Diese Forderung bezieht er ebenso auf das individuelle Verhalten wie auf institutionelles Handeln und fordert, eine „Kultur der Begegnung“ (FT 215) zu entwickeln, die auch die Peripherien mit einbezieht, und einen „Sozialpakt“ zu schaffen, der auf der unbedingten Anerkennung des Anderen beruht und „auch ein ‚Kulturpakt‘ [sei], der die unterschiedlichen Weltanschauungen, Kulturen oder Lebensstile, die in der Gesellschaft nebeneinander bestehen, respektiert und berücksichtigt.“ (FT 219)

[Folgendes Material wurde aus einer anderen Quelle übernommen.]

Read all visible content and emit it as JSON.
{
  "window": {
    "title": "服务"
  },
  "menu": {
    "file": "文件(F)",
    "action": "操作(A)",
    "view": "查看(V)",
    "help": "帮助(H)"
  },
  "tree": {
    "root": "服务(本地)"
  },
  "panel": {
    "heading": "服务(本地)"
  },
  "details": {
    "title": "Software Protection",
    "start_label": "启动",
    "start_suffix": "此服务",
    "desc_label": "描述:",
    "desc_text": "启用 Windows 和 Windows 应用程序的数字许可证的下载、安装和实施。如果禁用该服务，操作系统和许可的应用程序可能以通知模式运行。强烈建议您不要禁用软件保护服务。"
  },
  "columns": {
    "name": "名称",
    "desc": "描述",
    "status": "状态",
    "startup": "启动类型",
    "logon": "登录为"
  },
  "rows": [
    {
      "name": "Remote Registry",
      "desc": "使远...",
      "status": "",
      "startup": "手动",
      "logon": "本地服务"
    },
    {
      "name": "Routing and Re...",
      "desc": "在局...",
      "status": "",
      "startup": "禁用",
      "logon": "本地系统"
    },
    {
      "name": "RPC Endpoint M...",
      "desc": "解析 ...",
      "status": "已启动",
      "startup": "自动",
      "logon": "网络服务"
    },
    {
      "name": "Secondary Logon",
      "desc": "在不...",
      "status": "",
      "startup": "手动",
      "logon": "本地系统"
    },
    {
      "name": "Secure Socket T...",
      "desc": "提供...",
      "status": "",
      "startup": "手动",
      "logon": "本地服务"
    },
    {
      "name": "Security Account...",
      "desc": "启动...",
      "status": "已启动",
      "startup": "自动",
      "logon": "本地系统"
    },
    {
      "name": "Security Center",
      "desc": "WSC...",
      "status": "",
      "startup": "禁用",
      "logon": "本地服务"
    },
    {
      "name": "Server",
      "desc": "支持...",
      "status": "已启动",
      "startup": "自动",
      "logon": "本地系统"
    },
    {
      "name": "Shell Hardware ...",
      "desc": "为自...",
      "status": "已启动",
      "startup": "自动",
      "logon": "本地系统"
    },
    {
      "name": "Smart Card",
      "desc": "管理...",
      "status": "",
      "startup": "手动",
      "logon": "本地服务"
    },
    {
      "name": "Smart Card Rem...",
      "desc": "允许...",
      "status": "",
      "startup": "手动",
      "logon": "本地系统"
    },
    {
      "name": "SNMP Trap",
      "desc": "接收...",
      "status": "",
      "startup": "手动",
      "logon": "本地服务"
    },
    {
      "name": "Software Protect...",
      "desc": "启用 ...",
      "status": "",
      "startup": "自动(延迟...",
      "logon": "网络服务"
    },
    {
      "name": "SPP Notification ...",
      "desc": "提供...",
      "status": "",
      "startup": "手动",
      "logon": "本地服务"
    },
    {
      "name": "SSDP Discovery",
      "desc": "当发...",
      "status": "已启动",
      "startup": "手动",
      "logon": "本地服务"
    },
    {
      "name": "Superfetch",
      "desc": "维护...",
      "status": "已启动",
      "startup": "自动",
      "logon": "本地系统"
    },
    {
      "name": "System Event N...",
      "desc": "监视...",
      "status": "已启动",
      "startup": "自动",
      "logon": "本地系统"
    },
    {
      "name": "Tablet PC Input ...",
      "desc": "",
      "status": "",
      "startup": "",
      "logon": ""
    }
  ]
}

Ein Anlass für diese Enzyklika ist sicher auch die große Sorge von Papst Franziskus, um den Frieden in der Welt und auch um den Frieden zwischen den Religionen. Er sieht die Gefahr eines „‚Weltkrieg in Stücken‘, weil die Schicksale der Nationen auf der Weltbühne zutiefst miteinander verflochten sind.“ (FT 259) Papst Franziskus greift mit dieser Enzyklika auf seine Begegnung mit Großimam Ahmad Al-Tayyib in Abu Dhabi 2019 zurück und stellt seine Überlegungen auch als Frucht dieses Gespräches dar: Es geht ihm darum, alle Religionen – auch das Christentum! – vor der Gefahr der Instrumentalisierung durch fundamentalistische und terroristische Kräfte zu warnen und er fordert zur klaren Distanzierung von solchen Tendenzen auf. Dabei wiederholt er abschließend in „Fratelli tutti“ den gemeinsamen Aufruf von Abu Dhabi, dem er sich verpflichtet sieht und stärkt den Auftrag der Kirche zur politischen und gesellschaftlichen Verantwortungsübernahme. Papst Franziskus bekräftigt, dass „zwischen den Religionen … ein Weg des Friedens möglich [ist]. Der Ausgangspunkt muss der Blick Gottes sein.“ (FT 281) Die Welt braucht gerade aus dieser Gemeinsamkeit heraus den konstruktiven Beitrag der Religionen zu Frieden und Gerechtigkeit. Das ist aber auch ein eindringlicher Appell an die Religionen selbst!
Papst Franziskus unterstreicht mit dieser Enzyklika die Grundhaltung seines Pontifikates, dass die Kirche nicht um sich selber kreisen dürfe, sondern dem Wohl der Menschen zu dienen habe. Sie solle – gerade in der Integration der Peripherien – ein „Haus mit offenen Türen“ (FT 276) sein. Sind wir das als Kirche wirklich schon? Der Papst fordert uns im Grunde auf, diese Vision anzunehmen und konkret zu leben.